Bacillus anthracis, Bacillus thuringiensis and Bacillus cereus are members of the Bacillus cereus group. These bacteria express virulence in diverse ways in mammals and insects. The pathogenic properties of B. cereus and B. thuringiensis in mammals results largely from the secretion of non‐specific toxins, including haemolysins, the production of which depends upon a pleiotropic activator PlcR. In B. anthracis, PlcR is inactive because of a nonsense mutation in the plcR gene. This suggests that the phenotypic differences between B. anthracis on the one hand and B. thuringiensis and B. cereus on the other could result at least partly from loss of the PlcR regulon.

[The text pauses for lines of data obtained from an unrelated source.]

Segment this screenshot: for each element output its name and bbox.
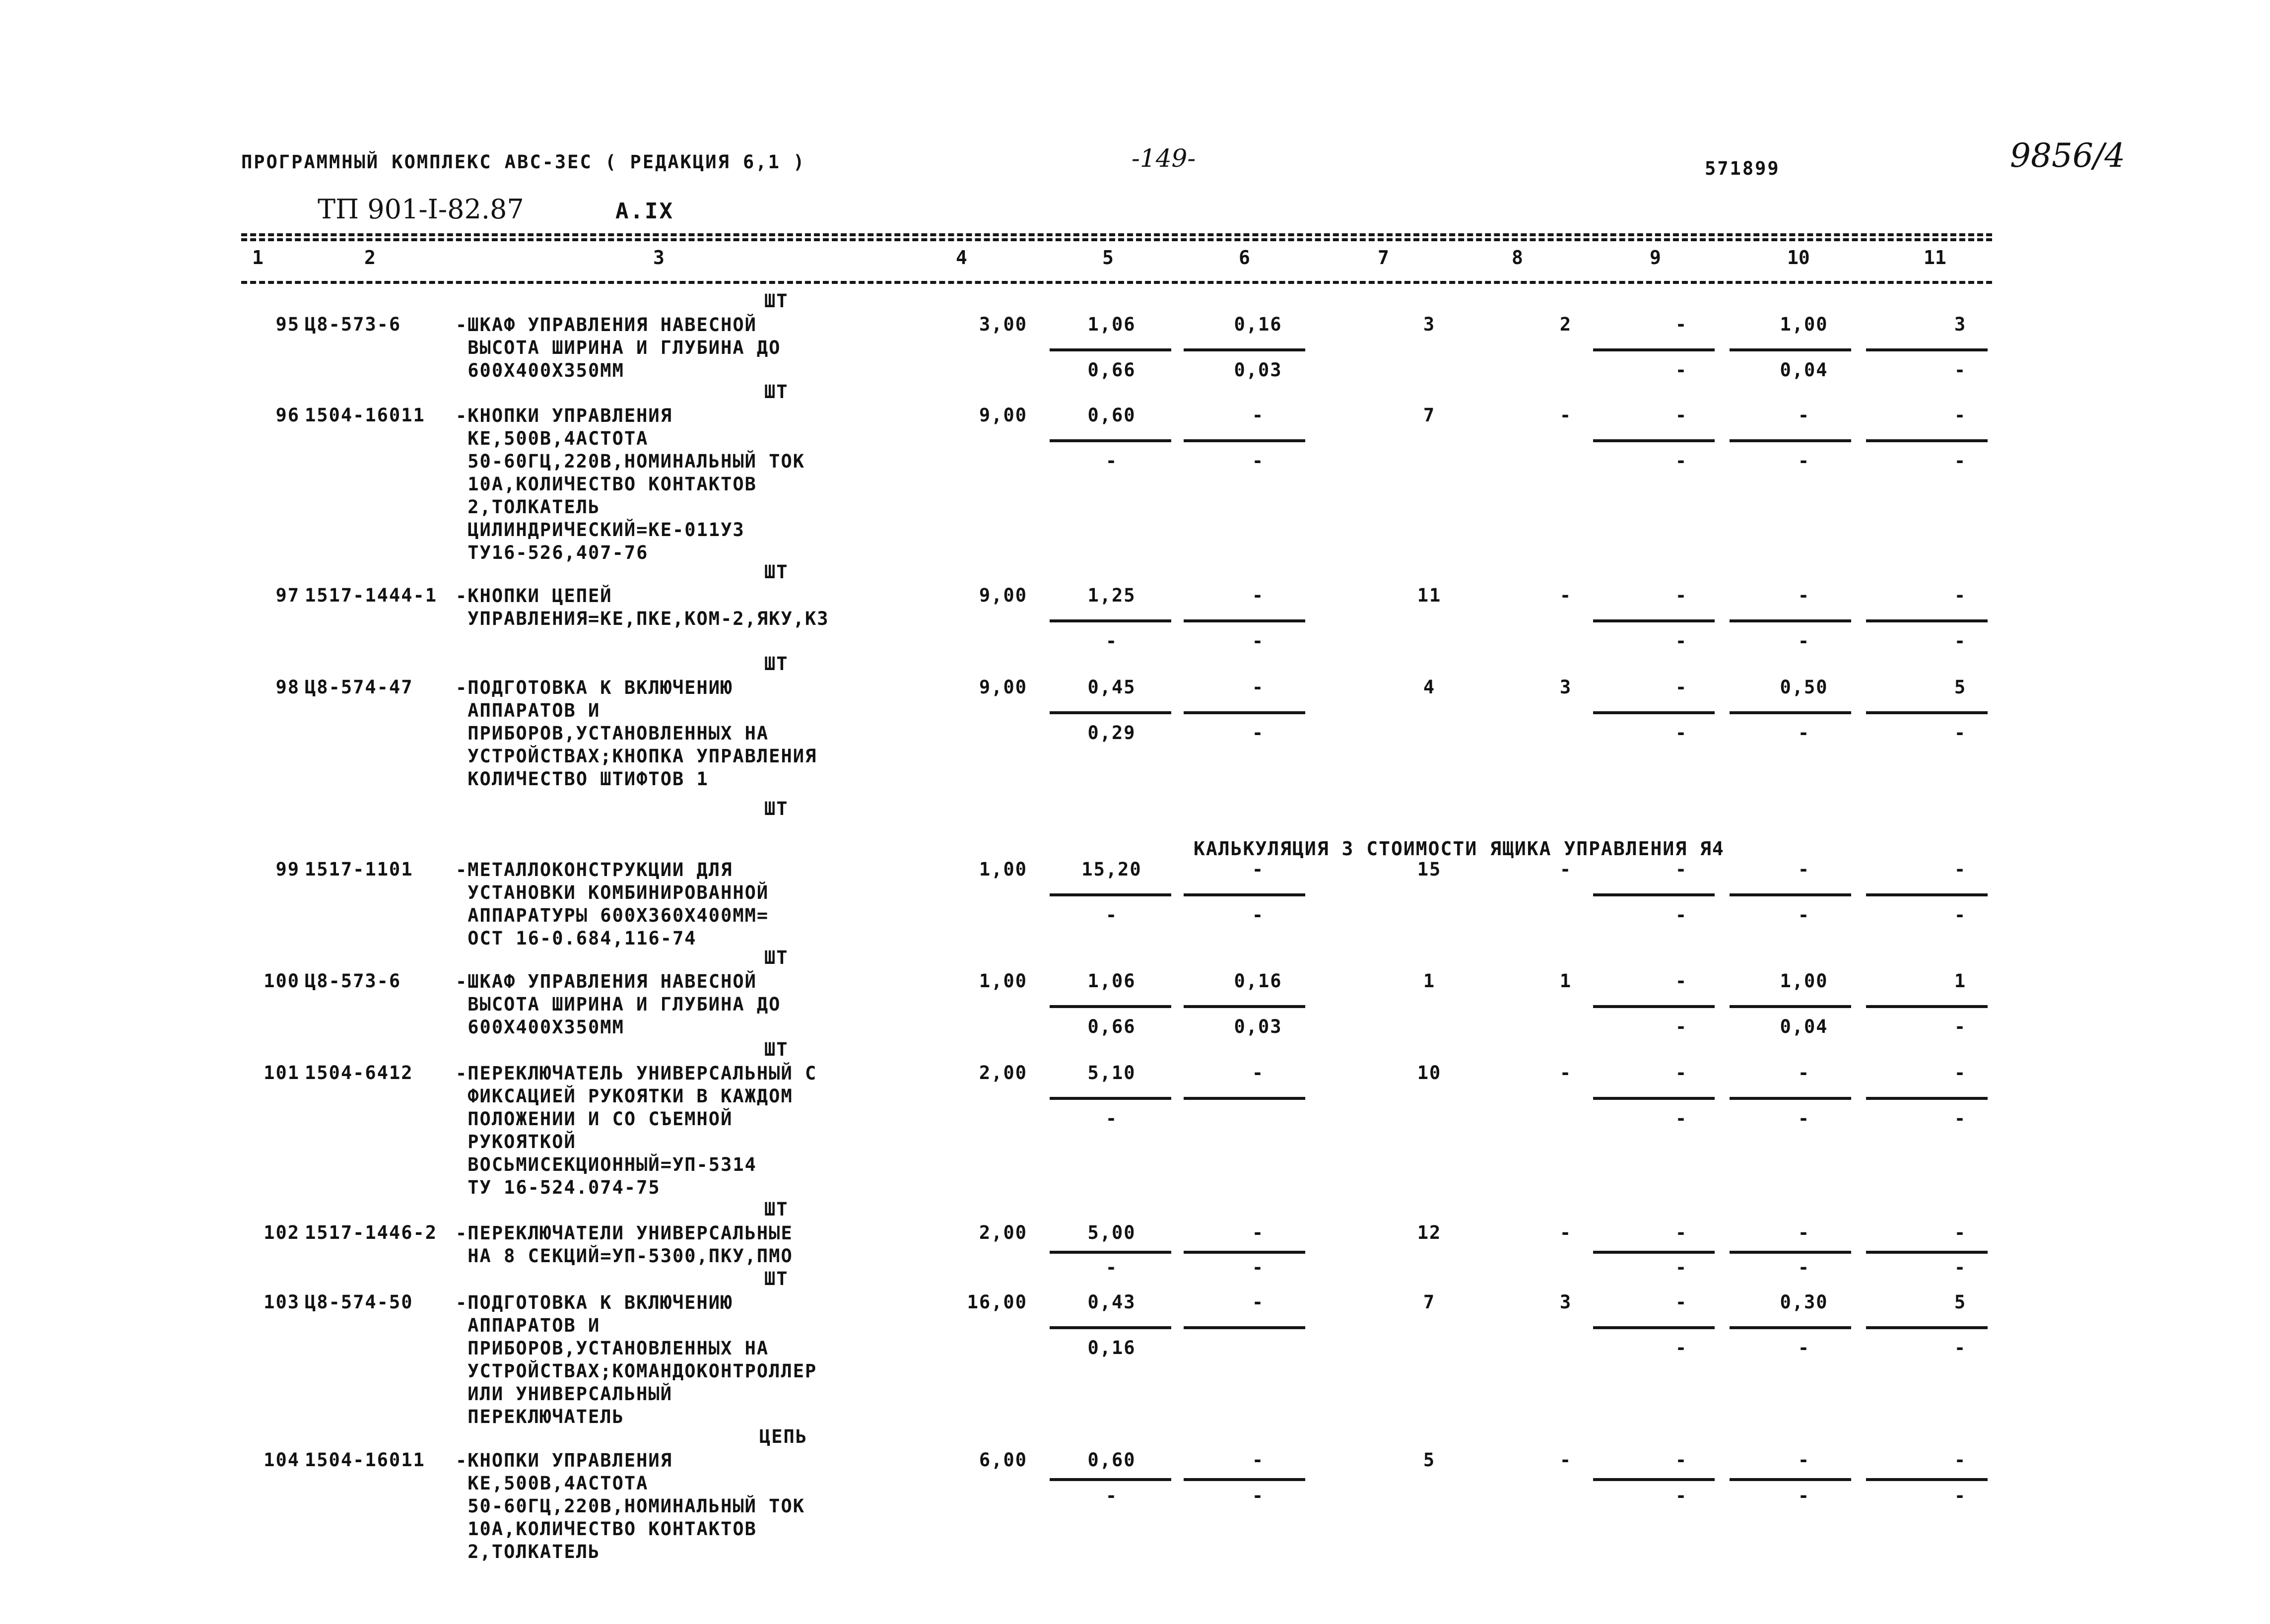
row-number: 96 bbox=[275, 405, 300, 426]
col8-top: 3 bbox=[1559, 677, 1572, 698]
program-header: ПРОГРАММНЫЙ КОМПЛЕКС АВС-3ЕС ( РЕДАКЦИЯ 6,1 ) bbox=[241, 151, 806, 173]
col11-top: - bbox=[1954, 1222, 1967, 1243]
quantity: 9,00 bbox=[979, 405, 1027, 426]
col9-top: - bbox=[1675, 677, 1688, 698]
col-number: 4 bbox=[956, 247, 967, 269]
fraction-line bbox=[1593, 1005, 1715, 1008]
col6-top: - bbox=[1252, 677, 1265, 698]
col7-top: 10 bbox=[1417, 1062, 1442, 1083]
col11-bottom: - bbox=[1954, 630, 1967, 652]
row-number: 99 bbox=[275, 859, 300, 880]
fraction-line bbox=[1866, 1326, 1988, 1329]
fraction-line bbox=[1184, 1478, 1305, 1481]
fraction-line bbox=[1866, 439, 1988, 442]
col-number: 1 bbox=[252, 247, 264, 269]
fraction-line bbox=[1593, 1251, 1715, 1254]
col5-bottom: - bbox=[1105, 904, 1118, 926]
col5-top: 15,20 bbox=[1081, 859, 1142, 880]
fraction-line bbox=[1866, 711, 1988, 714]
unit-label: ШТ bbox=[764, 290, 789, 312]
item-description: -ШКАФ УПРАВЛЕНИЯ НАВЕСНОЙ ВЫСОТА ШИРИНА И ГЛУБИНА ДО 600Х400Х350ММ bbox=[456, 971, 781, 1038]
col10-bottom: - bbox=[1798, 630, 1810, 652]
price-code: Ц8-574-47 bbox=[305, 677, 413, 698]
fraction-line bbox=[1730, 1478, 1851, 1481]
col-number: 2 bbox=[364, 247, 376, 269]
item-description: -ПЕРЕКЛЮЧАТЕЛИ УНИВЕРСАЛЬНЫЕ НА 8 СЕКЦИЙ=УП-5300,ПКУ,ПМО bbox=[456, 1222, 793, 1267]
unit-label: ШТ bbox=[764, 947, 789, 968]
fraction-line bbox=[1866, 1097, 1988, 1100]
fraction-line bbox=[1050, 1326, 1171, 1329]
col8-top: - bbox=[1559, 1062, 1572, 1083]
quantity: 1,00 bbox=[979, 859, 1027, 880]
col8-top: 2 bbox=[1559, 314, 1572, 335]
fraction-line bbox=[1050, 711, 1171, 714]
row-number: 104 bbox=[264, 1449, 300, 1471]
col10-bottom: - bbox=[1798, 1485, 1810, 1506]
col8-top: - bbox=[1559, 405, 1572, 426]
item-description: -ПОДГОТОВКА К ВКЛЮЧЕНИЮ АППАРАТОВ И ПРИБОРОВ,УСТАНОВЛЕННЫХ НА УСТРОЙСТВАХ;КНОПКА УПРАВЛЕНИЯ КОЛИЧЕСТВО ШТИФТОВ 1 bbox=[456, 677, 817, 790]
album-code: А.IX bbox=[615, 199, 674, 224]
col5-bottom: - bbox=[1105, 450, 1118, 472]
col10-bottom: - bbox=[1798, 1337, 1810, 1358]
price-code: 1504-16011 bbox=[305, 1449, 425, 1471]
col6-top: - bbox=[1252, 1449, 1265, 1471]
col11-bottom: - bbox=[1954, 1337, 1967, 1358]
col11-bottom: - bbox=[1954, 1108, 1967, 1129]
archive-mark: 9856/4 bbox=[2010, 136, 2126, 175]
col-number: 9 bbox=[1650, 247, 1661, 269]
fraction-line bbox=[1050, 1005, 1171, 1008]
col9-top: - bbox=[1675, 314, 1688, 335]
unit-label: ЦЕПЬ bbox=[759, 1426, 808, 1447]
col5-top: 0,43 bbox=[1087, 1291, 1136, 1313]
unit-label: ШТ bbox=[764, 1199, 789, 1220]
fraction-line bbox=[1593, 1097, 1715, 1100]
row-number: 102 bbox=[264, 1222, 300, 1243]
col11-top: - bbox=[1954, 859, 1967, 880]
price-code: 1517-1446-2 bbox=[305, 1222, 438, 1243]
col7-top: 12 bbox=[1417, 1222, 1442, 1243]
col11-bottom: - bbox=[1954, 722, 1967, 744]
item-description: -ПЕРЕКЛЮЧАТЕЛЬ УНИВЕРСАЛЬНЫЙ С ФИКСАЦИЕЙ РУКОЯТКИ В КАЖДОМ ПОЛОЖЕНИИ И СО СЪЕМНОЙ РУКОЯТКОЙ ВОСЬМИСЕКЦИОННЫЙ=УП-5314 ТУ 16-524.074-75 bbox=[456, 1063, 817, 1198]
row-number: 98 bbox=[275, 677, 300, 698]
col9-bottom: - bbox=[1675, 1108, 1688, 1129]
fraction-line bbox=[1593, 348, 1715, 351]
unit-label: ШТ bbox=[764, 381, 789, 403]
fraction-line bbox=[1593, 893, 1715, 896]
col9-top: - bbox=[1675, 1222, 1688, 1243]
fraction-line bbox=[1730, 1251, 1851, 1254]
quantity: 6,00 bbox=[979, 1449, 1027, 1471]
col9-bottom: - bbox=[1675, 1016, 1688, 1037]
fraction-line bbox=[1050, 1097, 1171, 1100]
col10-top: - bbox=[1798, 585, 1810, 606]
col9-bottom: - bbox=[1675, 630, 1688, 652]
col10-bottom: - bbox=[1798, 1108, 1810, 1129]
col6-bottom: 0,03 bbox=[1234, 1016, 1282, 1037]
col11-bottom: - bbox=[1954, 450, 1967, 472]
doc-code: 571899 bbox=[1705, 158, 1780, 179]
section-title: КАЛЬКУЛЯЦИЯ 3 СТОИМОСТИ ЯЩИКА УПРАВЛЕНИЯ Я4 bbox=[1194, 838, 1725, 860]
col10-top: 1,00 bbox=[1780, 314, 1828, 335]
fraction-line bbox=[1184, 619, 1305, 622]
unit-label: ШТ bbox=[764, 798, 789, 819]
col10-bottom: 0,04 bbox=[1780, 359, 1828, 381]
col9-bottom: - bbox=[1675, 904, 1688, 926]
project-code: ТП 901-I-82.87 bbox=[318, 194, 524, 225]
row-number: 100 bbox=[264, 970, 300, 992]
col8-top: - bbox=[1559, 585, 1572, 606]
fraction-line bbox=[1050, 1478, 1171, 1481]
col5-top: 5,00 bbox=[1087, 1222, 1136, 1243]
fraction-line bbox=[1184, 1326, 1305, 1329]
col6-bottom: - bbox=[1252, 450, 1265, 472]
item-description: -ШКАФ УПРАВЛЕНИЯ НАВЕСНОЙ ВЫСОТА ШИРИНА И ГЛУБИНА ДО 600Х400Х350ММ bbox=[456, 314, 781, 381]
col10-top: - bbox=[1798, 859, 1810, 880]
col7-top: 7 bbox=[1423, 1291, 1436, 1313]
col11-top: 3 bbox=[1954, 314, 1967, 335]
col10-bottom: - bbox=[1798, 1257, 1810, 1278]
fraction-line bbox=[1730, 1097, 1851, 1100]
col10-bottom: 0,04 bbox=[1780, 1016, 1828, 1037]
col5-top: 0,60 bbox=[1087, 405, 1136, 426]
col9-bottom: - bbox=[1675, 722, 1688, 744]
unit-label: ШТ bbox=[764, 1039, 789, 1060]
col10-bottom: - bbox=[1798, 904, 1810, 926]
col5-bottom: 0,16 bbox=[1087, 1337, 1136, 1358]
col11-top: - bbox=[1954, 405, 1967, 426]
col9-bottom: - bbox=[1675, 1257, 1688, 1278]
col9-top: - bbox=[1675, 970, 1688, 992]
col8-top: - bbox=[1559, 859, 1572, 880]
col11-top: 1 bbox=[1954, 970, 1967, 992]
col6-bottom: - bbox=[1252, 1257, 1265, 1278]
price-code: 1517-1101 bbox=[305, 859, 413, 880]
fraction-line bbox=[1184, 1097, 1305, 1100]
fraction-line bbox=[1730, 439, 1851, 442]
col9-bottom: - bbox=[1675, 450, 1688, 472]
col9-bottom: - bbox=[1675, 359, 1688, 381]
fraction-line bbox=[1730, 1326, 1851, 1329]
col6-top: - bbox=[1252, 1062, 1265, 1083]
fraction-line bbox=[1593, 439, 1715, 442]
col7-top: 3 bbox=[1423, 314, 1436, 335]
col11-bottom: - bbox=[1954, 1485, 1967, 1506]
col9-top: - bbox=[1675, 1449, 1688, 1471]
item-description: -КНОПКИ ЦЕПЕЙ УПРАВЛЕНИЯ=КЕ,ПКЕ,КОМ-2,ЯКУ,КЗ bbox=[456, 585, 829, 629]
col5-bottom: 0,66 bbox=[1087, 359, 1136, 381]
page-number: -149- bbox=[1132, 144, 1196, 173]
col5-bottom: - bbox=[1105, 630, 1118, 652]
fraction-line bbox=[1050, 348, 1171, 351]
item-description: -МЕТАЛЛОКОНСТРУКЦИИ ДЛЯ УСТАНОВКИ КОМБИНИРОВАННОЙ АППАРАТУРЫ 600Х360Х400ММ= ОСТ 16-0.684,116-74 bbox=[456, 859, 769, 949]
col6-top: 0,16 bbox=[1234, 314, 1282, 335]
col8-top: - bbox=[1559, 1449, 1572, 1471]
col9-top: - bbox=[1675, 1291, 1688, 1313]
col10-top: 0,30 bbox=[1780, 1291, 1828, 1313]
col8-top: 1 bbox=[1559, 970, 1572, 992]
fraction-line bbox=[1593, 619, 1715, 622]
col6-bottom: - bbox=[1252, 630, 1265, 652]
col6-top: - bbox=[1252, 585, 1265, 606]
col5-bottom: 0,29 bbox=[1087, 722, 1136, 744]
col5-top: 0,45 bbox=[1087, 677, 1136, 698]
col11-bottom: - bbox=[1954, 1016, 1967, 1037]
fraction-line bbox=[1184, 348, 1305, 351]
fraction-line bbox=[1730, 893, 1851, 896]
fraction-line bbox=[1050, 439, 1171, 442]
quantity: 1,00 bbox=[979, 970, 1027, 992]
price-code: Ц8-574-50 bbox=[305, 1291, 413, 1313]
col-number: 7 bbox=[1378, 247, 1389, 269]
column-number-row bbox=[241, 247, 1992, 271]
col10-top: - bbox=[1798, 1222, 1810, 1243]
col11-top: - bbox=[1954, 1449, 1967, 1471]
col6-top: - bbox=[1252, 405, 1265, 426]
fraction-line bbox=[1866, 1478, 1988, 1481]
header-rule-top bbox=[241, 233, 1992, 236]
col7-top: 1 bbox=[1423, 970, 1436, 992]
col7-top: 5 bbox=[1423, 1449, 1436, 1471]
col8-top: - bbox=[1559, 1222, 1572, 1243]
fraction-line bbox=[1184, 1005, 1305, 1008]
header-rule-bottom bbox=[241, 281, 1992, 284]
col5-top: 5,10 bbox=[1087, 1062, 1136, 1083]
fraction-line bbox=[1866, 1005, 1988, 1008]
fraction-line bbox=[1593, 711, 1715, 714]
header-rule-top-2 bbox=[241, 238, 1992, 241]
unit-label: ШТ bbox=[764, 653, 789, 675]
fraction-line bbox=[1184, 439, 1305, 442]
col5-top: 0,60 bbox=[1087, 1449, 1136, 1471]
fraction-line bbox=[1866, 348, 1988, 351]
col8-top: 3 bbox=[1559, 1291, 1572, 1313]
col6-top: - bbox=[1252, 1222, 1265, 1243]
col9-top: - bbox=[1675, 1062, 1688, 1083]
fraction-line bbox=[1866, 893, 1988, 896]
quantity: 9,00 bbox=[979, 585, 1027, 606]
quantity: 2,00 bbox=[979, 1222, 1027, 1243]
quantity: 2,00 bbox=[979, 1062, 1027, 1083]
col10-bottom: - bbox=[1798, 450, 1810, 472]
col10-top: 1,00 bbox=[1780, 970, 1828, 992]
quantity: 9,00 bbox=[979, 677, 1027, 698]
item-description: -КНОПКИ УПРАВЛЕНИЯ КЕ,500В,4АСТОТА 50-60ГЦ,220В,НОМИНАЛЬНЫЙ ТОК 10А,КОЛИЧЕСТВО КОНТАКТОВ 2,ТОЛКАТЕЛЬ ЦИЛИНДРИЧЕСКИЙ=КЕ-011УЗ ТУ16-526,407-76 bbox=[456, 405, 805, 563]
col7-top: 4 bbox=[1423, 677, 1436, 698]
col7-top: 11 bbox=[1417, 585, 1442, 606]
col5-top: 1,06 bbox=[1087, 970, 1136, 992]
col11-top: - bbox=[1954, 585, 1967, 606]
fraction-line bbox=[1593, 1326, 1715, 1329]
col9-top: - bbox=[1675, 585, 1688, 606]
col9-bottom: - bbox=[1675, 1485, 1688, 1506]
fraction-line bbox=[1050, 1251, 1171, 1254]
fraction-line bbox=[1866, 619, 1988, 622]
col10-top: - bbox=[1798, 1062, 1810, 1083]
col6-bottom: - bbox=[1252, 722, 1265, 744]
row-number: 103 bbox=[264, 1291, 300, 1313]
col10-top: - bbox=[1798, 1449, 1810, 1471]
col9-top: - bbox=[1675, 859, 1688, 880]
col9-bottom: - bbox=[1675, 1337, 1688, 1358]
row-number: 97 bbox=[275, 585, 300, 606]
col10-bottom: - bbox=[1798, 722, 1810, 744]
price-code: 1504-16011 bbox=[305, 405, 425, 426]
fraction-line bbox=[1184, 893, 1305, 896]
price-code: Ц8-573-6 bbox=[305, 314, 401, 335]
col6-top: - bbox=[1252, 859, 1265, 880]
col5-bottom: 0,66 bbox=[1087, 1016, 1136, 1037]
col-number: 10 bbox=[1787, 247, 1810, 269]
fraction-line bbox=[1730, 348, 1851, 351]
col-number: 3 bbox=[653, 247, 665, 269]
item-description: -КНОПКИ УПРАВЛЕНИЯ КЕ,500В,4АСТОТА 50-60ГЦ,220В,НОМИНАЛЬНЫЙ ТОК 10А,КОЛИЧЕСТВО КОНТАКТОВ 2,ТОЛКАТЕЛЬ bbox=[456, 1450, 805, 1562]
row-number: 95 bbox=[275, 314, 300, 335]
col9-top: - bbox=[1675, 405, 1688, 426]
price-code: 1517-1444-1 bbox=[305, 585, 438, 606]
price-code: 1504-6412 bbox=[305, 1062, 413, 1083]
col5-bottom: - bbox=[1105, 1257, 1118, 1278]
col-number: 5 bbox=[1102, 247, 1114, 269]
col6-top: 0,16 bbox=[1234, 970, 1282, 992]
col6-top: - bbox=[1252, 1291, 1265, 1313]
col10-top: 0,50 bbox=[1780, 677, 1828, 698]
col7-top: 15 bbox=[1417, 859, 1442, 880]
col11-bottom: - bbox=[1954, 1257, 1967, 1278]
col6-bottom: 0,03 bbox=[1234, 359, 1282, 381]
fraction-line bbox=[1730, 711, 1851, 714]
item-description: -ПОДГОТОВКА К ВКЛЮЧЕНИЮ АППАРАТОВ И ПРИБОРОВ,УСТАНОВЛЕННЫХ НА УСТРОЙСТВАХ;КОМАНДОКОНТРОЛЛЕР ИЛИ УНИВЕРСАЛЬНЫЙ ПЕРЕКЛЮЧАТЕЛЬ bbox=[456, 1292, 817, 1427]
fraction-line bbox=[1730, 1005, 1851, 1008]
fraction-line bbox=[1050, 619, 1171, 622]
col-number: 11 bbox=[1924, 247, 1946, 269]
quantity: 3,00 bbox=[979, 314, 1027, 335]
col5-bottom: - bbox=[1105, 1485, 1118, 1506]
fraction-line bbox=[1593, 1478, 1715, 1481]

We expressed a functional PlcR in B. anthracis. This resulted in the transcriptional activation of genes weakly expressed in the absence of PlcR. The transcriptional activation correlated with the induction of enzymatic activities and toxins including haemolysins. The toxicity of a B. anthracis PlcR+ strain was assayed in the mouse subcutaneous and nasal models of infection. It was no greater than that of the parental strain, suggesting that the PlcR regulon has no influence on B. anthracis virulence. The PlcR regulon had dramatic effects on the sporulation of a B. anthracis strain containing the virulence plasmid pXO1. This resulted from incompatible interactions with the major AtxA‐controlled virulence regulon. We propose that the PlcR‐controlled regulon in B. anthracis has been counterselected on account of its disadvantageous effects.